Peter Decaprio says this has got to be one of the most delightful things I’ve read in a long time.

2. Get rid of toxic people

This one is also pretty self-explanatory, but bear with me because I’m about to talk some shit.

Toxic people are the diet industry.

I want you to think about this for a second: diets tell us that fat is bad and needs to be destroyed, while simultaneously making money off of our continued failure.

3. Don’t be afraid to start over

I am a big believer in this.

It’s not that you’re throwing away your past, but rather that you’ve built the building blocks to create something new and even better with what you have now.

4. Don’t be afraid of failing

Failure is an important lesson in life, but it can also be discouraging when we don’t see immediate results.

A lot of people avoid risk and change because they’re afraid of failing — the reality is that we will all fail at something, it’s just a matter of what and when. If you’re considering making changes in your life but are afraid to fail, first ask yourself:

5. Think about where you would be if you didn’t try

This is an awesome question to ask yourself when you’re unsure about trying something new. It helps put things in perspective and gives you some perspective on how much it sucks not living your best life because of fear.
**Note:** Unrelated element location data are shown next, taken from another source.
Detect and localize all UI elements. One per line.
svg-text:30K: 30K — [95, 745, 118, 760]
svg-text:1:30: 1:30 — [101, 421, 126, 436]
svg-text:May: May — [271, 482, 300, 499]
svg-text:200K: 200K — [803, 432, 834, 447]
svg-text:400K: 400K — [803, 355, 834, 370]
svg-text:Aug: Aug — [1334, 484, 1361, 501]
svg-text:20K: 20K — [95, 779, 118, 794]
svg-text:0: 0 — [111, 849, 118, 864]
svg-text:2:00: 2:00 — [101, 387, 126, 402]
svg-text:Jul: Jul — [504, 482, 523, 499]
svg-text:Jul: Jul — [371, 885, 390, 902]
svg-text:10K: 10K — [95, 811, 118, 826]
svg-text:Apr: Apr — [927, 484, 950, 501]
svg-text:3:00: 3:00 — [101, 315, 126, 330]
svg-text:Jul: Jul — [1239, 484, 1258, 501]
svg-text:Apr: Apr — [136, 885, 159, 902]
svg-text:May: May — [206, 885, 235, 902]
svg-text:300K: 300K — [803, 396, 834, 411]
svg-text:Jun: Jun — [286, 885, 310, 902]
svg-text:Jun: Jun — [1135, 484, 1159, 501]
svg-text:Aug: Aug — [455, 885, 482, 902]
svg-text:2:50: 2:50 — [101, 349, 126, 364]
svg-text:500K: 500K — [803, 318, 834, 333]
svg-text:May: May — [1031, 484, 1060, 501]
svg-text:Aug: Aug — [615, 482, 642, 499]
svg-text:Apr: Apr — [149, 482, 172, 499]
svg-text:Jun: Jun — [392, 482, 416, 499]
6. Do nice things for other people

I’m not saying do super nice things like pay off strangers’ student loans or anything, but buy your mom something she really likes when you’re seeing her next week and cook dinner for a friend who’s going through a rough time. It can be really helpful to practice gratitude by thinking about how lucky we are to have someone in our lives without taking them for granted and giving back even in small ways is great way to do this (and it’s much better than waiting for Thanksgiving.)

7. Be honest with yourself about your feelings

I didn’t realize how much this affected my life until I started going to therapy.

I was a master at self-sabotage and avoidance, but the more I learned about myself, the better able I was to make changes that would ultimately help me be happier in my everyday life.

8. Set realistic goals for yourself

This can be really hard sometimes because change is scary and we all want to make sure that we’re doing the best we can. Start small and focus on improving one thing at a time — Rome wasn’t built in a day!

9. Remind yourself that you’re capable of achieving what you want

If you find yourself getting down about your ability to reach certain goals, take a second to remind yourself that you are capable of reaching them!

10. Surround yourself with people who support the changes you want to make

The most important part of making any change is who you’re around when you do it. If your friends aren’t really on board with the new workout regimen or healthy eating habits you want to adopt, find new people who inspire and motivate you.


This is what I’ve been feeling lately and it’s amazing (and a little sad) to see that somebody else wrote all of this down and put it on the Internet for me.

It kind of feels like somebody has ripped out my heart, opened up my rib cage, and replaced the inside with cotton candy — but in a good way.

I’d like to thank my wonderful therapist and her rubber band for helping me realize all of this and encourage you to do the same if it resonates with you at all.